DIAM has five staff in the management team and 90 stocks in the VIP fund. They are mostly large cap stocks, which Takamoto says is dictated by liquidity as much as anything. Stock selection style is a mix of top down and bottom up. The sector composition follows a familiar pattern for emerging markets funds, with an emphasis on telecoms, consumer-related stocks, commodity plays and financials. Core holdings include Philippine Long Distance Telecom, China Mobile and Telecom Indonesia.

Takamoto says, “We also like the local consumer names since retail is booming in Asia. Of course the commodity price is a huge influence at this time. We are exposed to oil, coal, palm oil, zinc, thru the Indonesian stock Bumi Resource, which makes up 4% of the total portfolio. Indonesia is rich in underground resources such as natural gas and coal. It is first in the world in terms of export volumes of liquid natural gas and coal, and second in terms of production volume of tin.

Investors with a long term time horizon will benefit most from a fund of this type. Takomoto says, “We are taking a five to ten year view but even in the short term, there is huge scope. Market cap compared to GDP in Indonesia and the Philippines is 50%, in Vietnam it’s 20%,  compare that to 10 timesin Hong Kong. The dividend yields of Indonesia and the Philippines show high trends in comparison with those for the region as a whole. Return on equity is appreciably higher as well. Because we have the long-only growth bias, we will do best when the markets are broadly rising. We can dial down the market exposure and raise cash to 10%. At the time of the interview, the cash level is 3%. Turnover in the fund is less than 30, which compared to many funds in Japan is very low.”

In its first six months, the fund benefited from a fair wind in the markets, returning 15%. However since the beginning of 2008 and the global market turmoil, the fund is down 25%. But Takamoto is confident this is just a short term correction and that the performance will turn around by the end of the year: “It’s a tough time as these countries work to keep inflation under control. It’s 25% in Vietnam (as of the end of May 2008)and 10% plus in Indonesia. The biggest contributor is food and energy. However, when we compare the situation with the 1990s, real interest rates are much lower now. That means a lot of money is hanging around and that is driving commodity prices. Once we see that inflation is topping out and interest rates remain low, the liquidity will return. We are already seeing money return to the markets.”

Valuations for Indonesia and the Philippines are also still attractive. Takamoto says, “If you look at the way prices got out of kilter in 1997 and 2001, the Philippines and Indonesian markets were trading at 40 to 50 times average earnings. Now it’s just 13 or 14 times, so we have better fundamentals now and the downside is limited.”
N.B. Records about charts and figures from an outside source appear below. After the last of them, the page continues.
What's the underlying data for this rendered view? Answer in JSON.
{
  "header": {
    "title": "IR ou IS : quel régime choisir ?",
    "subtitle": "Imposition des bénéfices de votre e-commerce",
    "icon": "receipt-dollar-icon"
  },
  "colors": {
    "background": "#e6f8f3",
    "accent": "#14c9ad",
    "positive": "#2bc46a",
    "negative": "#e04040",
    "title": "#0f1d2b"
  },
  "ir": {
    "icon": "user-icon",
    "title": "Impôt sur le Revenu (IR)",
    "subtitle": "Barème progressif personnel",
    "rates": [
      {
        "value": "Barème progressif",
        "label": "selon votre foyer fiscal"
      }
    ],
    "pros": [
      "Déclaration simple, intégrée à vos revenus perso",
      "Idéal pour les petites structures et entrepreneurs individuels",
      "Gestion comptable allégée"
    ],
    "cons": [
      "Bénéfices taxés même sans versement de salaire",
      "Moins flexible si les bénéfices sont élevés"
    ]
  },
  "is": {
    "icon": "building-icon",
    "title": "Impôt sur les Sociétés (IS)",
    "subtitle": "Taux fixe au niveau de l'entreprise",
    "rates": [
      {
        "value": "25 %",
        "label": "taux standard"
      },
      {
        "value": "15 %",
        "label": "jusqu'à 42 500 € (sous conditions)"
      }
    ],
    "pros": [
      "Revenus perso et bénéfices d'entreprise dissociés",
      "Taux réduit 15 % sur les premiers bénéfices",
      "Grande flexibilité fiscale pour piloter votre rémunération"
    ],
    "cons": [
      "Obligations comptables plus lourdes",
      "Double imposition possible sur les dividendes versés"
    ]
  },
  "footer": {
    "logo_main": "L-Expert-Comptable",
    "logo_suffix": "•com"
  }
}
Each of these countries face their own risks domestically, mostly related to political instability. Takamoto observes, “We have seen food riots which raise the risk of a political clampdown. When that happens, foreign companies are hesitant to invest. So we hope for an extended period of political stability. The currencies have done OK because each country has foreign exchange reserves and a current account surplus. But if the political situation changes, this would obviously weaken the currencies.

Top 10 holdings of the DIAM VIP Fund











(As of the end of April 2008)

A lot of attention has already been focused on Vietnam. Indeed its stock market has risen 1000% since 2000. Despite the currently stretched valuations, DIAM considers there is still plenty of long term upside. Takamoto says, “All the conditions, such as a superior work supply (cost, quality), political and social stability, and a continually improving investment environment, are in order which makes this country the candidate with the most “post China” potential. Literacy rates are running at 95%, the people are hard-working and mild-mannered. Vietnam is where Japanese manufacturers think they can develop business in the future and is third after China and India, according to the Japan Bank for International Cooperation.”